Foi esse mistério que levou Gonçalves a conhecer Rita Scheel-Ybert, arqueóloga especialista em arqueobotânica do Museu Nacional/ Universidade Federal do Rio de Janeiro. Scheel-Ybert trabalha com a análise de carvões em sítios arqueológicos e em solos, e vai orientar a pesquisadora em seu pós-doutorado no Museu Nacional. A ideia é saber se os vestígios nas lâminas são carvão ou não. A resposta poderia, potencialmente, mudar o que se sabe sobre a ocupação humana na serra do Espinhaço.
Gonçalves sabe que não vai ser fácil. Com o incêndio em 2018, o Museu Nacional perdeu as coleções de referência que poderiam ser úteis para sua pesquisa. "Vou ajudar a reconstruí-las", ela diz. "O problema é que a reconstrução do museu está focada só em acervo, enquanto laboratórios e equipes de pesquisa acabam ficando mais de lado", ressalta.
A crítica vem de alguém que entende muito intimamente o que é não ter recursos —nem mesmo o mínimo para a sobrevivência. Filha de pais adolescentes com dependência química, Gonçalves conta que a vida do povo preto é permeada de muita violência —realidade que vivenciou na casa de sua avó paterna, onde passou parte da infância .

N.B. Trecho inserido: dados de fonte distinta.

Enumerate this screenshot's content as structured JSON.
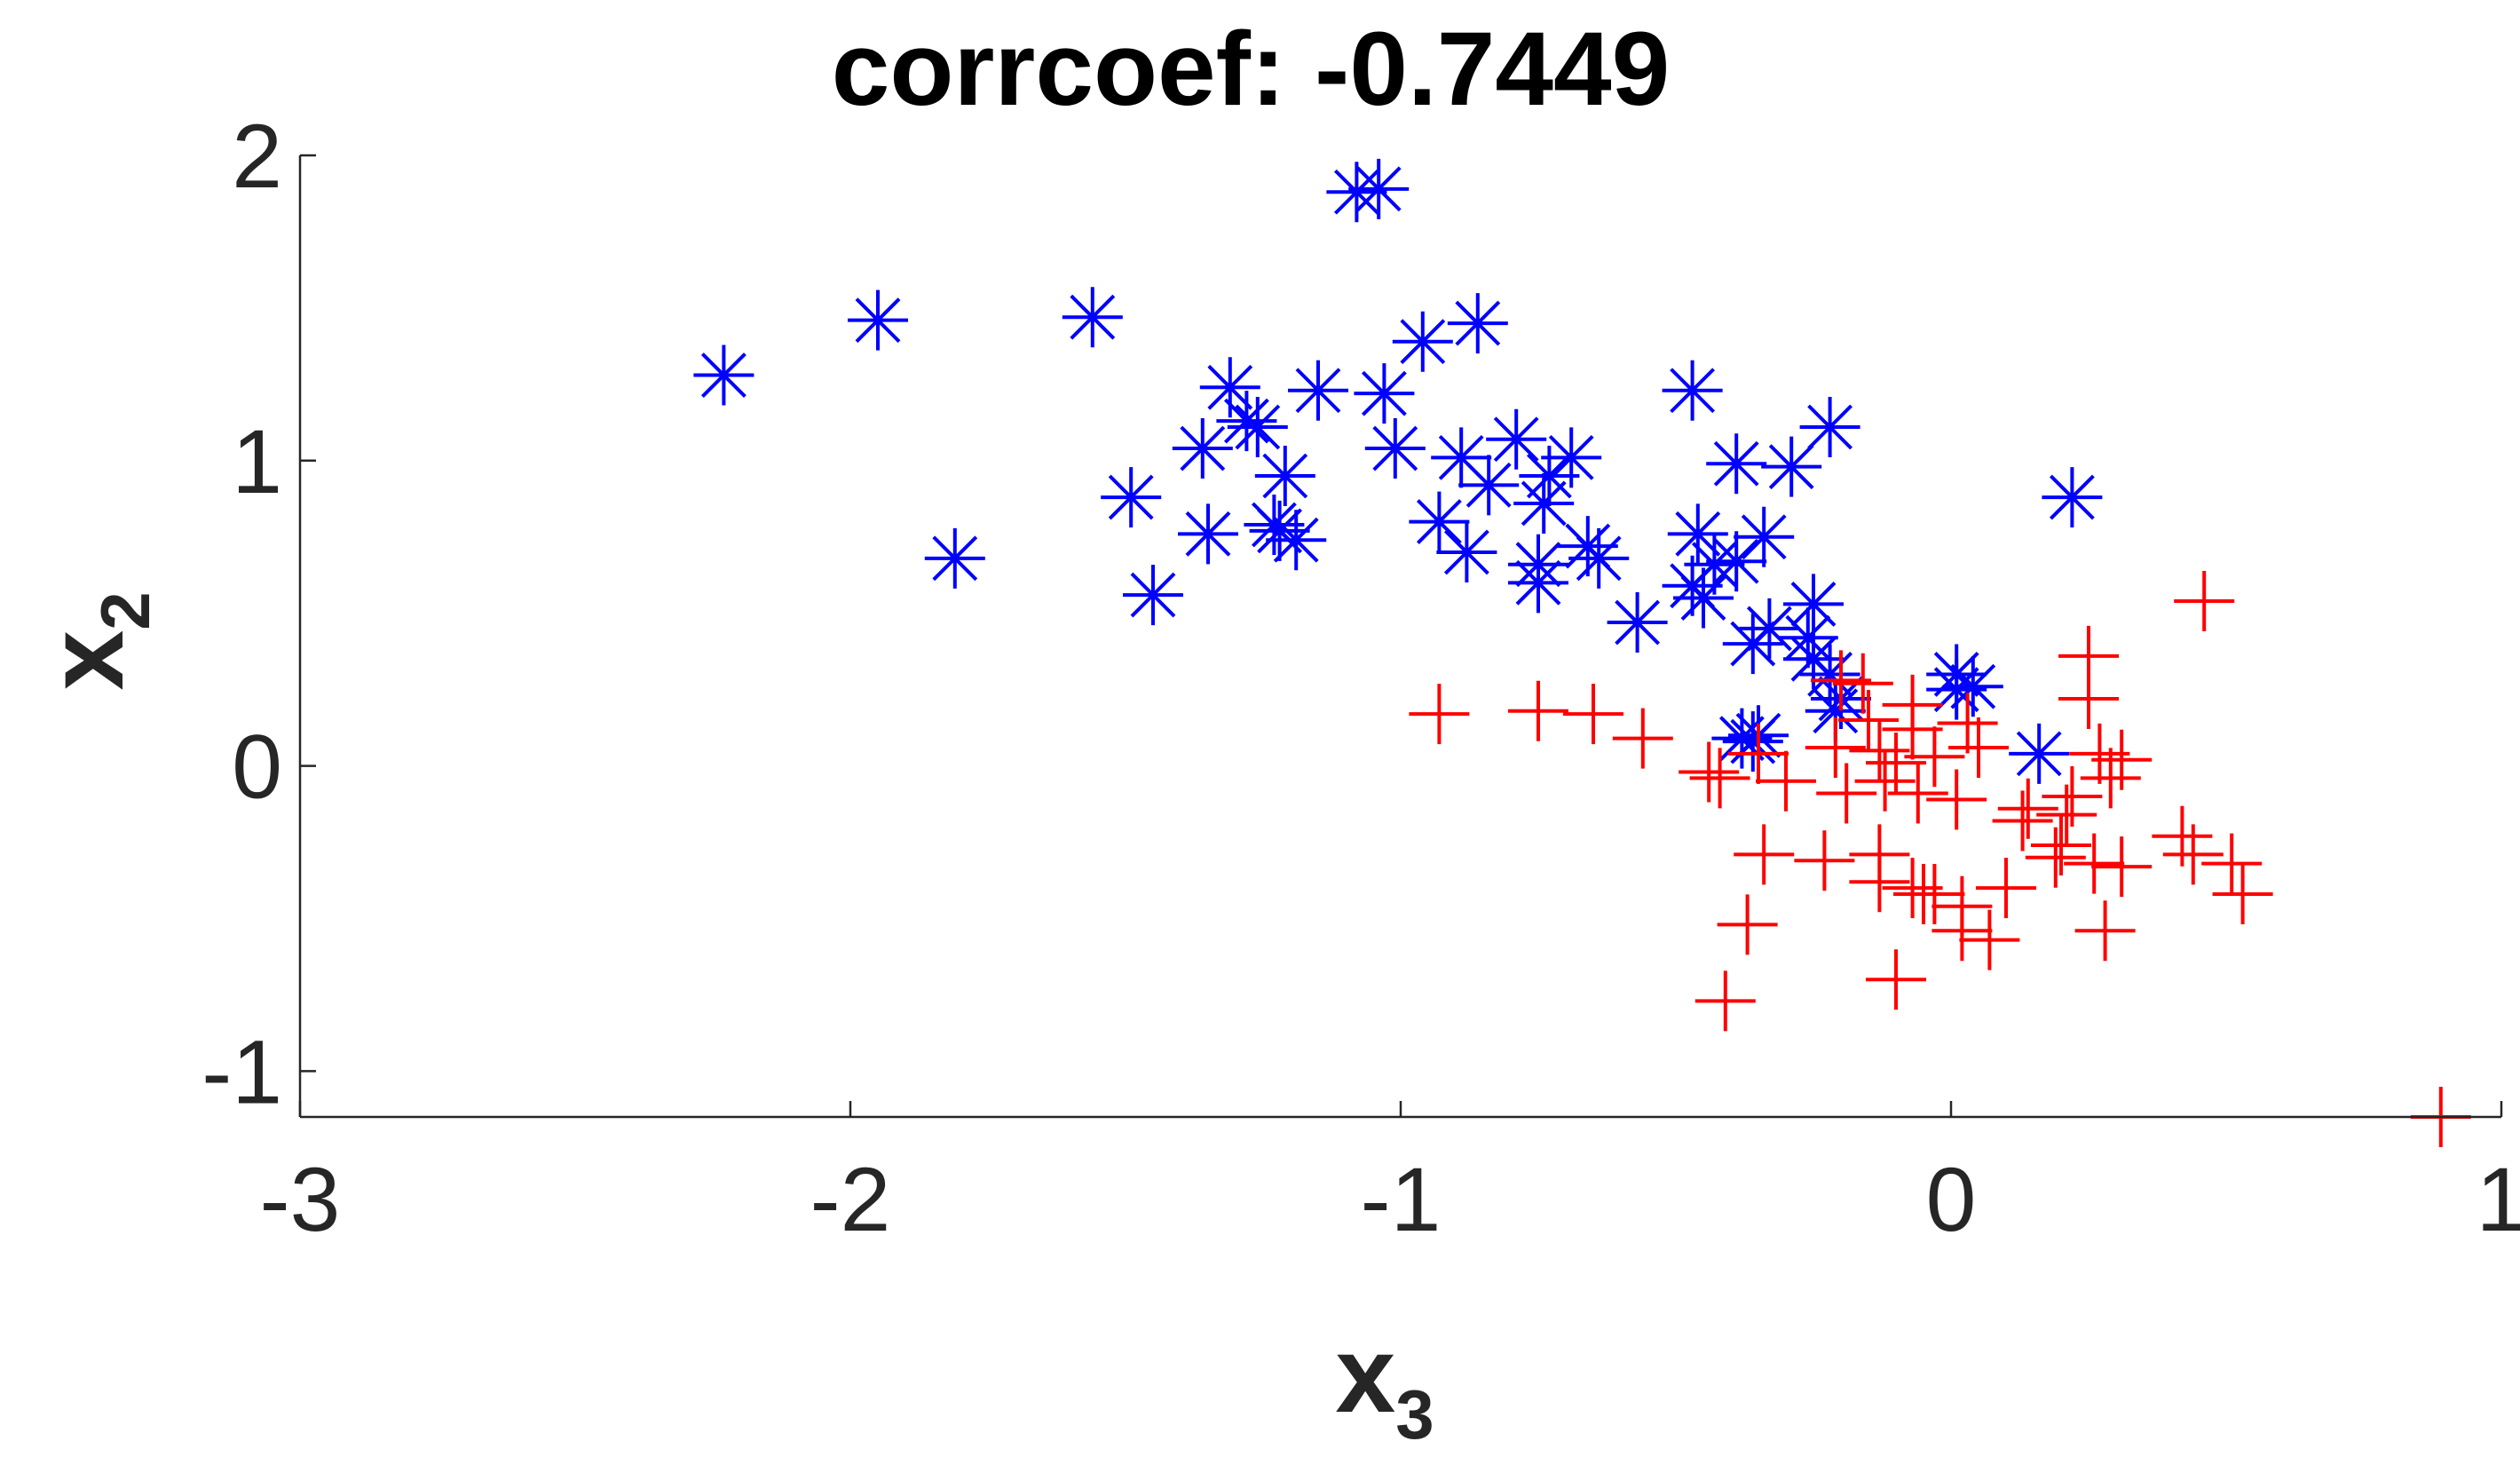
{
  "chart_data": {
    "type": "scatter",
    "title": "corrcoef: -0.7449",
    "xlabel": "x",
    "xlabel_sub": "3",
    "ylabel": "x",
    "ylabel_sub": "2",
    "xlim": [
      -3,
      1
    ],
    "ylim": [
      -1.15,
      2
    ],
    "xticks": [
      -3,
      -2,
      -1,
      0,
      1
    ],
    "yticks": [
      -1,
      0,
      1,
      2
    ],
    "xtick_labels": [
      "-3",
      "-2",
      "-1",
      "0",
      "1"
    ],
    "ytick_labels": [
      "-1",
      "0",
      "1",
      "2"
    ],
    "grid": false,
    "series": [
      {
        "marker": "asterisk",
        "color": "#0000ff",
        "points": [
          [
            -1.08,
            1.88
          ],
          [
            -1.04,
            1.89
          ],
          [
            -2.23,
            1.28
          ],
          [
            -1.95,
            1.46
          ],
          [
            -1.56,
            1.47
          ],
          [
            -0.86,
            1.45
          ],
          [
            -0.96,
            1.39
          ],
          [
            -1.31,
            1.24
          ],
          [
            -1.15,
            1.23
          ],
          [
            -1.03,
            1.22
          ],
          [
            -1.28,
            1.13
          ],
          [
            -1.26,
            1.11
          ],
          [
            -1.36,
            1.04
          ],
          [
            -1.01,
            1.04
          ],
          [
            -0.79,
            1.07
          ],
          [
            -0.89,
            1.01
          ],
          [
            -0.69,
            1.01
          ],
          [
            -0.73,
            0.95
          ],
          [
            -1.21,
            0.95
          ],
          [
            -1.49,
            0.88
          ],
          [
            -0.84,
            0.92
          ],
          [
            -0.74,
            0.86
          ],
          [
            -1.23,
            0.79
          ],
          [
            -0.93,
            0.8
          ],
          [
            -1.35,
            0.76
          ],
          [
            -1.19,
            0.74
          ],
          [
            -1.22,
            0.77
          ],
          [
            -0.88,
            0.7
          ],
          [
            -0.66,
            0.72
          ],
          [
            -0.75,
            0.66
          ],
          [
            -0.64,
            0.68
          ],
          [
            -1.81,
            0.68
          ],
          [
            -0.75,
            0.6
          ],
          [
            -1.45,
            0.56
          ],
          [
            -0.57,
            0.47
          ],
          [
            -0.47,
            1.23
          ],
          [
            -0.39,
            0.99
          ],
          [
            -0.29,
            0.98
          ],
          [
            -0.22,
            1.11
          ],
          [
            0.22,
            0.88
          ],
          [
            -0.46,
            0.76
          ],
          [
            -0.34,
            0.75
          ],
          [
            -0.43,
            0.66
          ],
          [
            -0.47,
            0.59
          ],
          [
            -0.39,
            0.67
          ],
          [
            -0.45,
            0.55
          ],
          [
            -0.25,
            0.53
          ],
          [
            -0.33,
            0.45
          ],
          [
            -0.36,
            0.4
          ],
          [
            -0.26,
            0.42
          ],
          [
            -0.25,
            0.35
          ],
          [
            -0.22,
            0.3
          ],
          [
            -0.2,
            0.22
          ],
          [
            -0.21,
            0.18
          ],
          [
            0.01,
            0.3
          ],
          [
            0.01,
            0.25
          ],
          [
            0.04,
            0.26
          ],
          [
            -0.35,
            0.1
          ],
          [
            -0.36,
            0.08
          ],
          [
            -0.38,
            0.09
          ],
          [
            0.16,
            0.04
          ]
        ]
      },
      {
        "marker": "plus",
        "color": "#ff0000",
        "points": [
          [
            -0.93,
            0.17
          ],
          [
            -0.75,
            0.18
          ],
          [
            -0.65,
            0.17
          ],
          [
            -0.56,
            0.09
          ],
          [
            -0.44,
            -0.02
          ],
          [
            -0.42,
            -0.04
          ],
          [
            -0.35,
            0.04
          ],
          [
            -0.3,
            -0.05
          ],
          [
            -0.21,
            0.06
          ],
          [
            -0.2,
            0.28
          ],
          [
            -0.16,
            0.27
          ],
          [
            -0.15,
            0.15
          ],
          [
            -0.13,
            0.05
          ],
          [
            -0.1,
            0.01
          ],
          [
            -0.12,
            -0.05
          ],
          [
            -0.19,
            -0.09
          ],
          [
            -0.07,
            0.2
          ],
          [
            -0.07,
            0.12
          ],
          [
            -0.03,
            0.03
          ],
          [
            0.03,
            0.14
          ],
          [
            0.05,
            0.06
          ],
          [
            -0.06,
            -0.09
          ],
          [
            0.01,
            -0.11
          ],
          [
            0.25,
            0.36
          ],
          [
            0.25,
            0.22
          ],
          [
            0.46,
            0.54
          ],
          [
            0.27,
            0.04
          ],
          [
            0.29,
            -0.04
          ],
          [
            0.31,
            0.02
          ],
          [
            0.14,
            -0.14
          ],
          [
            0.21,
            -0.16
          ],
          [
            0.22,
            -0.1
          ],
          [
            0.13,
            -0.18
          ],
          [
            0.2,
            -0.26
          ],
          [
            0.26,
            -0.32
          ],
          [
            0.19,
            -0.3
          ],
          [
            0.31,
            -0.33
          ],
          [
            0.42,
            -0.23
          ],
          [
            0.44,
            -0.29
          ],
          [
            0.51,
            -0.32
          ],
          [
            0.53,
            -0.42
          ],
          [
            -0.34,
            -0.29
          ],
          [
            -0.23,
            -0.31
          ],
          [
            -0.13,
            -0.29
          ],
          [
            -0.13,
            -0.38
          ],
          [
            -0.07,
            -0.4
          ],
          [
            -0.05,
            -0.42
          ],
          [
            -0.03,
            -0.42
          ],
          [
            0.02,
            -0.46
          ],
          [
            0.02,
            -0.54
          ],
          [
            0.07,
            -0.57
          ],
          [
            0.1,
            -0.4
          ],
          [
            0.28,
            -0.54
          ],
          [
            -0.37,
            -0.52
          ],
          [
            -0.41,
            -0.77
          ],
          [
            -0.1,
            -0.7
          ],
          [
            0.89,
            -1.15
          ]
        ]
      }
    ]
  }
}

Vivendo nas ruas, a mãe entregou as quatro filhas para outras pessoas criarem. "Tive a 'sorte' de ter sido doada a uma família de professoras. Fui para a casa de uma senhora idosa onde podia ler e estudar. Eu tinha oito anos quando ela morreu, e então morei com vários parentes, amigos, conhecidos e até um abrigo para menores abandonados".

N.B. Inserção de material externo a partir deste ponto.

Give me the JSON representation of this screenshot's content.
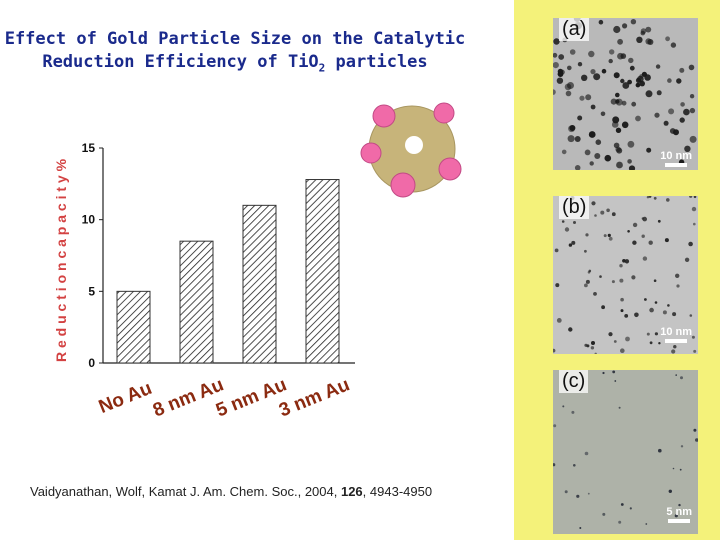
{
  "title_line1": "Effect of Gold Particle Size on the Catalytic",
  "title_line2_pre": "Reduction Efficiency of TiO",
  "title_line2_sub": "2",
  "title_line2_post": " particles",
  "citation": {
    "authors": "Vaidyanathan, Wolf, Kamat  J. Am. Chem. Soc.",
    "sep1": ", 2004, ",
    "volume": "126",
    "pages": ", 4943-4950"
  },
  "colors": {
    "title": "#1a2a8c",
    "axis_label": "#cc2222",
    "category_label": "#8b2a10",
    "stripe": "#f4f27a",
    "particle_core": "#c7b47a",
    "particle_dot": "#f06aa8"
  },
  "chart_data": {
    "type": "bar",
    "categories": [
      "No Au",
      "8 nm Au",
      "5 nm Au",
      "3 nm Au"
    ],
    "values": [
      5,
      8.5,
      11,
      12.8
    ],
    "ylabel": "R e d u c t i o n   c a p a c i t y  %",
    "yticks": [
      "0",
      "5",
      "10",
      "15"
    ],
    "ylim": [
      0,
      15
    ],
    "pattern": "diagonal hatch",
    "grid": false,
    "legend": "none"
  },
  "panels": [
    {
      "tag": "(a)",
      "scale": "10 nm",
      "texture": "large-dense"
    },
    {
      "tag": "(b)",
      "scale": "10 nm",
      "texture": "small-sparse"
    },
    {
      "tag": "(c)",
      "scale": "5 nm",
      "texture": "faint"
    }
  ],
  "diagram": {
    "icon": "gold-decorated-tio2-particle-icon"
  }
}
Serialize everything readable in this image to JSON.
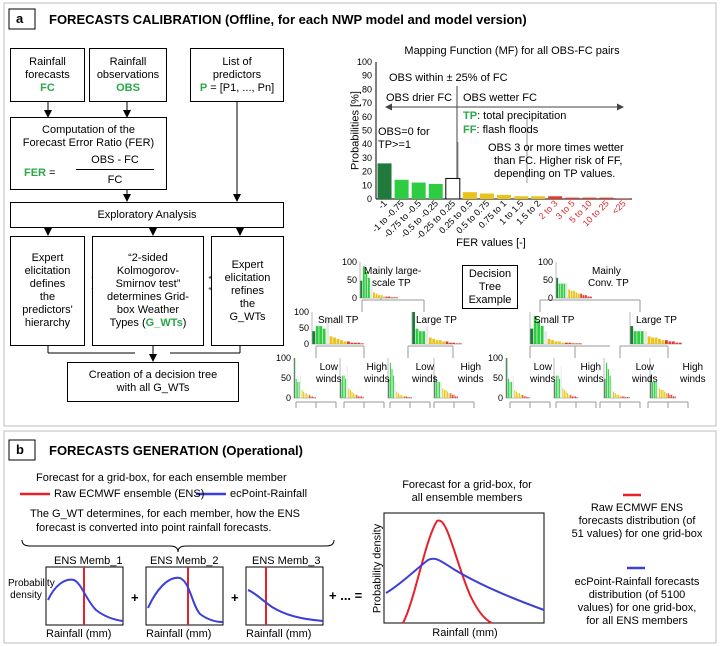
{
  "section_a": {
    "letter": "a",
    "title": "FORECASTS CALIBRATION (Offline, for each NWP model and model version)",
    "boxes": {
      "fc_line1": "Rainfall",
      "fc_line2": "forecasts",
      "fc_code": "FC",
      "obs_line1": "Rainfall",
      "obs_line2": "observations",
      "obs_code": "OBS",
      "pred_line1": "List of",
      "pred_line2": "predictors",
      "pred_code": "P",
      "pred_list": " = [P1, ..., Pn]",
      "fer_line1": "Computation of the",
      "fer_line2": "Forecast Error Ratio (FER)",
      "fer_code": "FER",
      "fer_eq": " = ",
      "fer_num": "OBS - FC",
      "fer_den": "FC",
      "explore": "Exploratory Analysis",
      "expert1_l1": "Expert",
      "expert1_l2": "elicitation",
      "expert1_l3": "defines",
      "expert1_l4": "the",
      "expert1_l5": "predictors'",
      "expert1_l6": "hierarchy",
      "ks_l1": "“2-sided",
      "ks_l2": "Kolmogorov-",
      "ks_l3": "Smirnov test”",
      "ks_l4": "determines Grid-",
      "ks_l5": "box Weather",
      "ks_l6a": "Types (",
      "ks_code": "G_WTs",
      "ks_l6b": ")",
      "expert2_l1": "Expert",
      "expert2_l2": "elicitation",
      "expert2_l3": "refines",
      "expert2_l4": "the",
      "expert2_l5": "G_WTs",
      "tree_l1": "Creation of a decision tree",
      "tree_l2": "with all G_WTs"
    },
    "mf_chart": {
      "title": "Mapping Function (MF) for all OBS-FC pairs",
      "ylabel": "Probabilities [%]",
      "xlabel": "FER values [-]",
      "yticks": [
        "100",
        "90",
        "80",
        "70",
        "60",
        "50",
        "40",
        "30",
        "20",
        "10",
        "0"
      ],
      "ann_within": "OBS within ± 25% of FC",
      "ann_drier": "OBS drier FC",
      "ann_wetter": "OBS wetter  FC",
      "ann_tp_code": "TP",
      "ann_tp": ": total precipitation",
      "ann_ff_code": "FF",
      "ann_ff": ": flash floods",
      "ann_obs0_l1": "OBS=0 for",
      "ann_obs0_l2": "TP>=1",
      "ann_obs3_l1": "OBS 3 or more times wetter",
      "ann_obs3_l2": "than FC. Higher risk of FF,",
      "ann_obs3_l3": "depending on TP values."
    },
    "chart_data": {
      "type": "bar",
      "title": "Mapping Function (MF) for all OBS-FC pairs",
      "xlabel": "FER values [-]",
      "ylabel": "Probabilities [%]",
      "ylim": [
        0,
        100
      ],
      "categories": [
        "-1",
        "-1 to -0.75",
        "-0.75 to -0.5",
        "-0.5 to -0.25",
        "-0.25 to 0.25",
        "0.25 to 0.5",
        "0.5 to 0.75",
        "0.75 to 1",
        "1 to 1.5",
        "1.5 to 2",
        "2 to 3",
        "3 to 5",
        "5 to 10",
        "10 to 25",
        "<25"
      ],
      "values": [
        26,
        14,
        12,
        11,
        15,
        5,
        4,
        3,
        2,
        2,
        2,
        1,
        1,
        1,
        0.5
      ],
      "colors": [
        "#1f7a3c",
        "#2ecc40",
        "#2ecc40",
        "#2ecc40",
        "#ffffff",
        "#e8c31a",
        "#e8c31a",
        "#e8c31a",
        "#e8c31a",
        "#e8c31a",
        "#e23b2e",
        "#e23b2e",
        "#e23b2e",
        "#e23b2e",
        "#e23b2e"
      ],
      "grid": false
    },
    "tree": {
      "label_l1": "Decision",
      "label_l2": "Tree",
      "label_l3": "Example",
      "nodes": {
        "large_scale_l1": "Mainly large-",
        "large_scale_l2": "scale TP",
        "conv_l1": "Mainly",
        "conv_l2": "Conv. TP",
        "small_tp": "Small TP",
        "large_tp": "Large TP",
        "low_l1": "Low",
        "low_l2": "winds",
        "high_l1": "High",
        "high_l2": "winds"
      },
      "tick100": "100",
      "tick50": "50",
      "tick0": "0"
    }
  },
  "section_b": {
    "letter": "b",
    "title": "FORECASTS GENERATION (Operational)",
    "forecast_for": "Forecast for a grid-box, for each ensemble member",
    "legend_raw": "Raw ECMWF ensemble (ENS)",
    "legend_ecp": "ecPoint-Rainfall",
    "gwt_l1": "The G_WT determines, for each member,  how the ENS",
    "gwt_l2": "forecast is converted into point rainfall forecasts.",
    "memb1": "ENS Memb_1",
    "memb2": "ENS Memb_2",
    "memb3": "ENS Memb_3",
    "plus": "+",
    "plus_dots": "+ ... =",
    "pd_l1": "Probability",
    "pd_l2": "density",
    "rain_mm": "Rainfall (mm)",
    "big_title_l1": "Forecast for a grid-box, for",
    "big_title_l2": "all ensemble members",
    "big_ylabel": "Probability density",
    "big_xlabel": "Rainfall (mm)",
    "raw_desc_l1": "Raw ECMWF ENS",
    "raw_desc_l2": "forecasts distribution (of",
    "raw_desc_l3": "51 values) for one grid-box",
    "ecp_desc_l1": "ecPoint-Rainfall forecasts",
    "ecp_desc_l2": "distribution (of 5100",
    "ecp_desc_l3": "values) for one grid-box,",
    "ecp_desc_l4": "for all ENS members",
    "colors": {
      "raw": "#e8202a",
      "ecp": "#3b3fd8",
      "green": "#2aa84a"
    }
  }
}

Gonçalves passou por muitos lugares, e tinha a escola como ancoradouro. Era onde conseguia um mínimo de normalidade e consistência de rotina. Foi com as colegas do time de handball que ouviu falar de vestibular pela primeira vez.
O desafio nunca foi intelectual. "Sempre foi material. A dificuldade é o resquício de escravidão que esbarra em mim", diz a cientista, que é uma mulher negra. Hoje Gonçalves se empenha em romper o ciclo de violência no qual foi criada, tanto na educação de sua filha quanto em seu trabalho de pesquisa. Ela briga por uma ciência menos colonizada. "Os grandes fitogeógrafos são todos homens, brancos, de escolas europeias, que vêm de longe para estudar outros lugares. Minha escola de pensamento científico é a brasileira, eu sou filha da floresta tropical", afirma.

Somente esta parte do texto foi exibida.